Expanding the MYCN Variant Spectrum in Feingold Syndrome Type 1: A Novel N-Terminal Missense Variant Segregating in an Affected Family

This study reports a previously unrecognized heterozygous MYCN missense variant, c.454G>A (p.Ala152Thr), identified in a child and two affected relatives with clinical findings consistent with Feingold syndrome type 1, an autosomal dominant developmental disorder most commonly caused by loss-of-function variants in MYCN. The proband presented with cleft palate, craniofacial dysmorphism, feeding difficulties, hypotonia, and characteristic digital anomalies. Similar features were observed in the father and sibling. Clinical exome sequencing revealed the novel MYCN variant, which was confirmed by Sanger sequencing and demonstrated co-segregation with the phenotype.

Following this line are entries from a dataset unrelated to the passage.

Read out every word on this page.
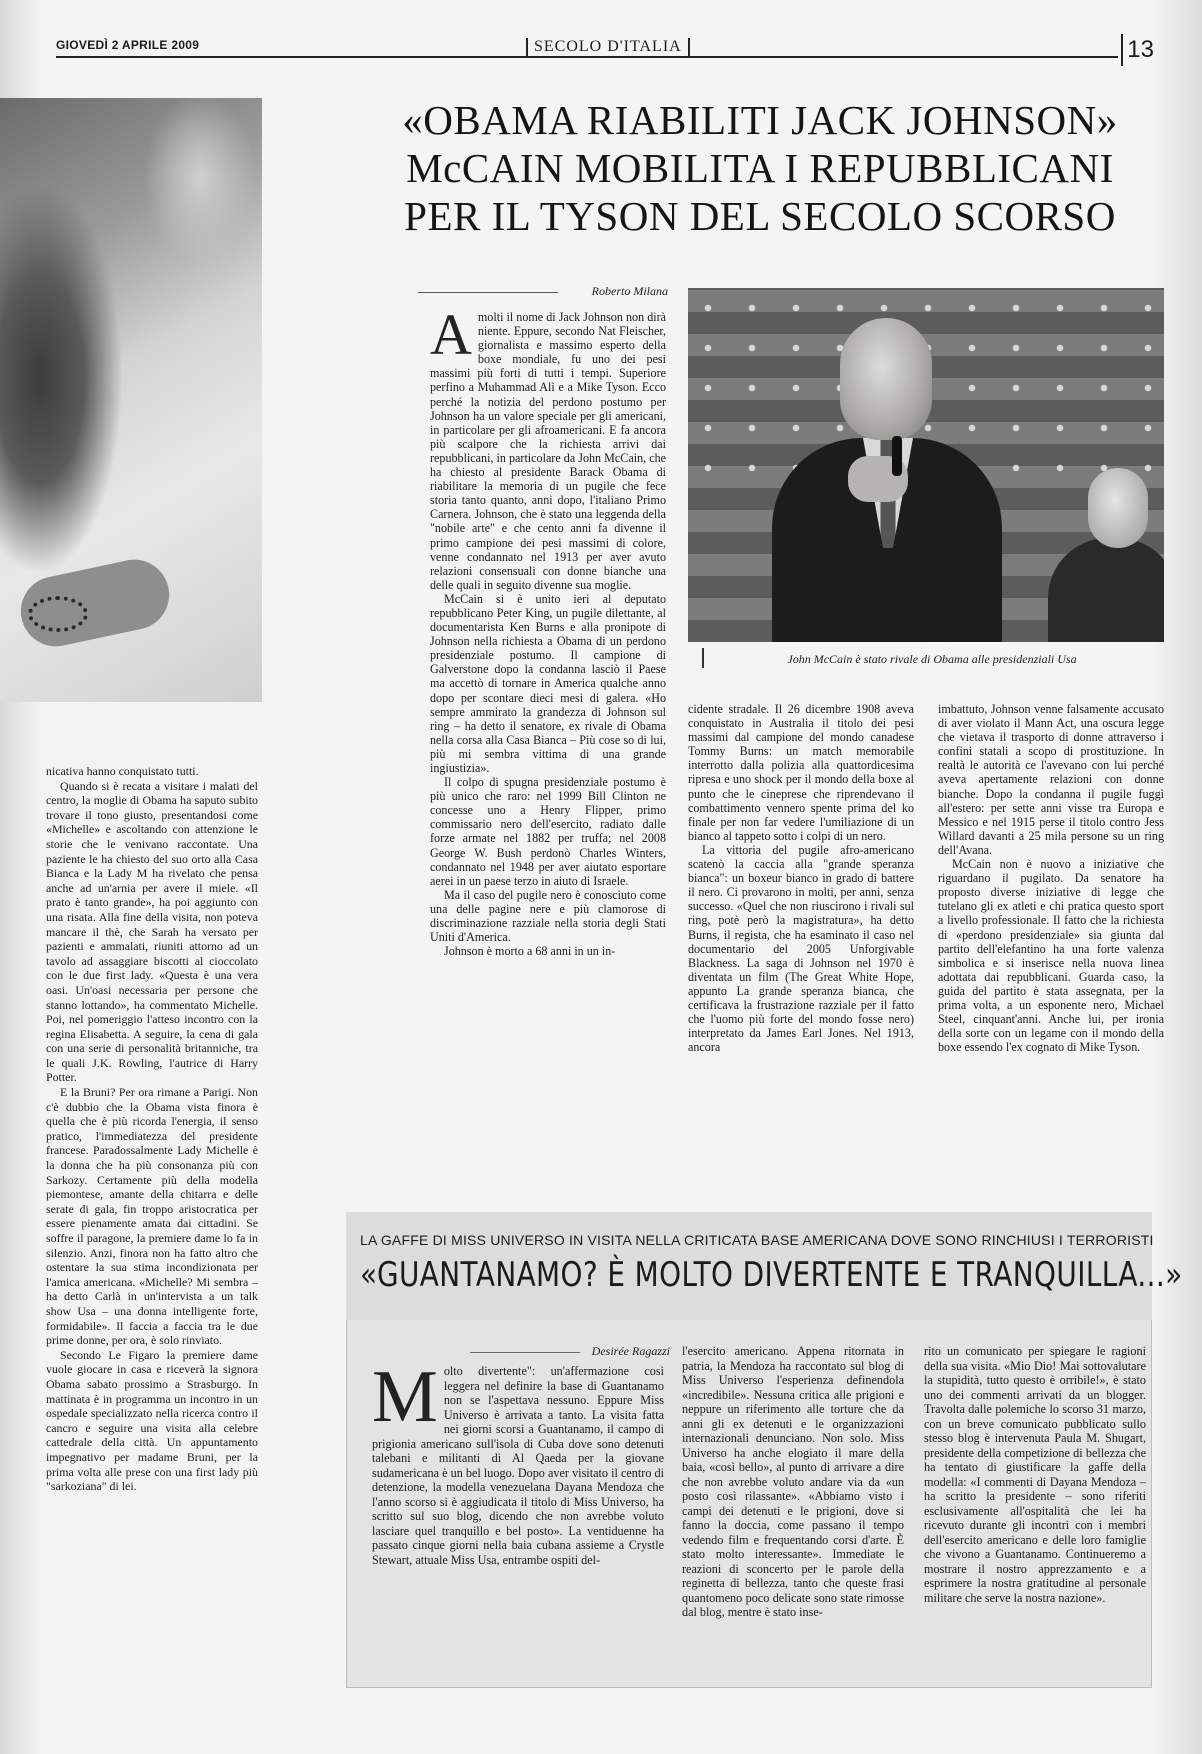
GIOVEDÌ 2 APRILE 2009	SECOLO D'ITALIA	13
«OBAMA RIABILITI JACK JOHNSON»
McCAIN MOBILITA I REPUBBLICANI
PER IL TYSON DEL SECOLO SCORSO
Roberto Milana

Amolti il nome di Jack Johnson non dirà niente. Eppure, secondo Nat Fleischer, giornalista e massimo esperto della boxe mondiale, fu uno dei pesi massimi più forti di tutti i tempi. Superiore perfino a Muhammad Alì e a Mike Tyson. Ecco perché la notizia del perdono postumo per Johnson ha un valore speciale per gli americani, in particolare per gli afroamericani. E fa ancora più scalpore che la richiesta arrivi dai repubblicani, in particolare da John McCain, che ha chiesto al presidente Barack Obama di riabilitare la memoria di un pugile che fece storia tanto quanto, anni dopo, l'italiano Primo Carnera. Johnson, che è stato una leggenda della "nobile arte" e che cento anni fa divenne il primo campione dei pesi massimi di colore, venne condannato nel 1913 per aver avuto relazioni consensuali con donne bianche una delle quali in seguito divenne sua moglie.

McCain si è unito ieri al deputato repubblicano Peter King, un pugile dilettante, al documentarista Ken Burns e alla pronipote di Johnson nella richiesta a Obama di un perdono presidenziale postumo. Il campione di Galverstone dopo la condanna lasciò il Paese ma accettò di tornare in America qualche anno dopo per scontare dieci mesi di galera. «Ho sempre ammirato la grandezza di Johnson sul ring – ha detto il senatore, ex rivale di Obama nella corsa alla Casa Bianca – Più cose so di lui, più mi sembra vittima di una grande ingiustizia».

Il colpo di spugna presidenziale postumo è più unico che raro: nel 1999 Bill Clinton ne concesse uno a Henry Flipper, primo commissario nero dell'esercito, radiato dalle forze armate nel 1882 per truffa; nel 2008 George W. Bush perdonò Charles Winters, condannato nel 1948 per aver aiutato esportare aerei in un paese terzo in aiuto di Israele.

Ma il caso del pugile nero è conosciuto come una delle pagine nere e più clamorose di discriminazione razziale nella storia degli Stati Uniti d'America.

Johnson è morto a 68 anni in un in-

John McCain è stato rivale di Obama alle presidenziali Usa

cidente stradale. Il 26 dicembre 1908 aveva conquistato in Australia il titolo dei pesi massimi dal campione del mondo canadese Tommy Burns: un match memorabile interrotto dalla polizia alla quattordicesima ripresa e uno shock per il mondo della boxe al punto che le cineprese che riprendevano il combattimento vennero spente prima del ko finale per non far vedere l'umiliazione di un bianco al tappeto sotto i colpi di un nero.

La vittoria del pugile afro-americano scatenò la caccia alla "grande speranza bianca": un boxeur bianco in grado di battere il nero. Ci provarono in molti, per anni, senza successo. «Quel che non riuscirono i rivali sul ring, potè però la magistratura», ha detto Burns, il regista, che ha esaminato il caso nel documentario del 2005 Unforgivable Blackness. La saga di Johnson nel 1970 è diventata un film (The Great White Hope, appunto La grande speranza bianca, che certificava la frustrazione razziale per il fatto che l'uomo più forte del mondo fosse nero) interpretato da James Earl Jones. Nel 1913, ancora

imbattuto, Johnson venne falsamente accusato di aver violato il Mann Act, una oscura legge che vietava il trasporto di donne attraverso i confini statali a scopo di prostituzione. In realtà le autorità ce l'avevano con lui perché aveva apertamente relazioni con donne bianche. Dopo la condanna il pugile fuggì all'estero: per sette anni visse tra Europa e Messico e nel 1915 perse il titolo contro Jess Willard davanti a 25 mila persone su un ring dell'Avana.

McCain non è nuovo a iniziative che riguardano il pugilato. Da senatore ha proposto diverse iniziative di legge che tutelano gli ex atleti e chi pratica questo sport a livello professionale. Il fatto che la richiesta di «perdono presidenziale» sia giunta dal partito dell'elefantino ha una forte valenza simbolica e si inserisce nella nuova linea adottata dai repubblicani. Guarda caso, la guida del partito è stata assegnata, per la prima volta, a un esponente nero, Michael Steel, cinquant'anni. Anche lui, per ironia della sorte con un legame con il mondo della boxe essendo l'ex cognato di Mike Tyson.

nicativa hanno conquistato tutti.

Quando si è recata a visitare i malati del centro, la moglie di Obama ha saputo subito trovare il tono giusto, presentandosi come «Michelle» e ascoltando con attenzione le storie che le venivano raccontate. Una paziente le ha chiesto del suo orto alla Casa Bianca e la Lady M ha rivelato che pensa anche ad un'arnia per avere il miele. «Il prato è tanto grande», ha poi aggiunto con una risata. Alla fine della visita, non poteva mancare il thè, che Sarah ha versato per pazienti e ammalati, riuniti attorno ad un tavolo ad assaggiare biscotti al cioccolato con le due first lady. «Questa è una vera oasi. Un'oasi necessaria per persone che stanno lottando», ha commentato Michelle. Poi, nel pomeriggio l'atteso incontro con la regina Elisabetta. A seguire, la cena di gala con una serie di personalità britanniche, tra le quali J.K. Rowling, l'autrice di Harry Potter.

E la Bruni? Per ora rimane a Parigi. Non c'è dubbio che la Obama vista finora è quella che è più ricorda l'energia, il senso pratico, l'immediatezza del presidente francese. Paradossalmente Lady Michelle è la donna che ha più consonanza più con Sarkozy. Certamente più della modella piemontese, amante della chitarra e delle serate di gala, fin troppo aristocratica per essere pienamente amata dai cittadini. Se soffre il paragone, la premiere dame lo fa in silenzio. Anzi, finora non ha fatto altro che ostentare la sua stima incondizionata per l'amica americana. «Michelle? Mi sembra – ha detto Carlà in un'intervista a un talk show Usa – una donna intelligente forte, formidabile». Il faccia a faccia tra le due prime donne, per ora, è solo rinviato.

Secondo Le Figaro la premiere dame vuole giocare in casa e riceverà la signora Obama sabato prossimo a Strasburgo. In mattinata è in programma un incontro in un ospedale specializzato nella ricerca contro il cancro e seguire una visita alla celebre cattedrale della città. Un appuntamento impegnativo per madame Bruni, per la prima volta alle prese con una first lady più "sarkoziana" di lei.

LA GAFFE DI MISS UNIVERSO IN VISITA NELLA CRITICATA BASE AMERICANA DOVE SONO RINCHIUSI I TERRORISTI
«GUANTANAMO? È MOLTO DIVERTENTE E TRANQUILLA...»
Desirée Ragazzi

Molto divertente": un'affermazione così leggera nel definire la base di Guantanamo non se l'aspettava nessuno. Eppure Miss Universo è arrivata a tanto. La visita fatta nei giorni scorsi a Guantanamo, il campo di prigionia americano sull'isola di Cuba dove sono detenuti talebani e militanti di Al Qaeda per la giovane sudamericana è un bel luogo. Dopo aver visitato il centro di detenzione, la modella venezuelana Dayana Mendoza che l'anno scorso si è aggiudicata il titolo di Miss Universo, ha scritto sul suo blog, dicendo che non avrebbe voluto lasciare quel tranquillo e bel posto». La ventiduenne ha passato cinque giorni nella baia cubana assieme a Crystle Stewart, attuale Miss Usa, entrambe ospiti del-

l'esercito americano. Appena ritornata in patria, la Mendoza ha raccontato sul blog di Miss Universo l'esperienza definendola «incredibile». Nessuna critica alle prigioni e neppure un riferimento alle torture che da anni gli ex detenuti e le organizzazioni internazionali denunciano. Non solo. Miss Universo ha anche elogiato il mare della baia, «così bello», al punto di arrivare a dire che non avrebbe voluto andare via da «un posto così rilassante». «Abbiamo visto i campi dei detenuti e le prigioni, dove si fanno la doccia, come passano il tempo vedendo film e frequentando corsi d'arte. È stato molto interessante». Immediate le reazioni di sconcerto per le parole della reginetta di bellezza, tanto che queste frasi quantomeno poco delicate sono state rimosse dal blog, mentre è stato inse-

rito un comunicato per spiegare le ragioni della sua visita. «Mio Dio! Mai sottovalutare la stupidità, tutto questo è orribile!», è stato uno dei commenti arrivati da un blogger. Travolta dalle polemiche lo scorso 31 marzo, con un breve comunicato pubblicato sullo stesso blog è intervenuta Paula M. Shugart, presidente della competizione di bellezza che ha tentato di giustificare la gaffe della modella: «I commenti di Dayana Mendoza – ha scritto la presidente – sono riferiti esclusivamente all'ospitalità che lei ha ricevuto durante gli incontri con i membri dell'esercito americano e delle loro famiglie che vivono a Guantanamo. Continueremo a mostrare il nostro apprezzamento e a esprimere la nostra gratitudine al personale militare che serve la nostra nazione».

Although most pathogenic MYCN variants leading to FS1 truncate the protein, this missense change lies within the N-terminal transactivation domain, a region involved in transcriptional regulation and protein stability. The physicochemical alteration introduced at residue Ala152 may plausibly affect MYCN function, consistent with haploinsufficiency as the established disease mechanism. According to the 2024 ACGS Best Practice Guidelines, the variant is classified as a Variant of Uncertain Significance leaning toward pathogenicity (VUS-warm). This report expands the mutational spectrum of MYCN, supports the potential clinical relevance of N-terminal missense variation in MYCN, and highlights intrafamilial phenotypic variability in FS1.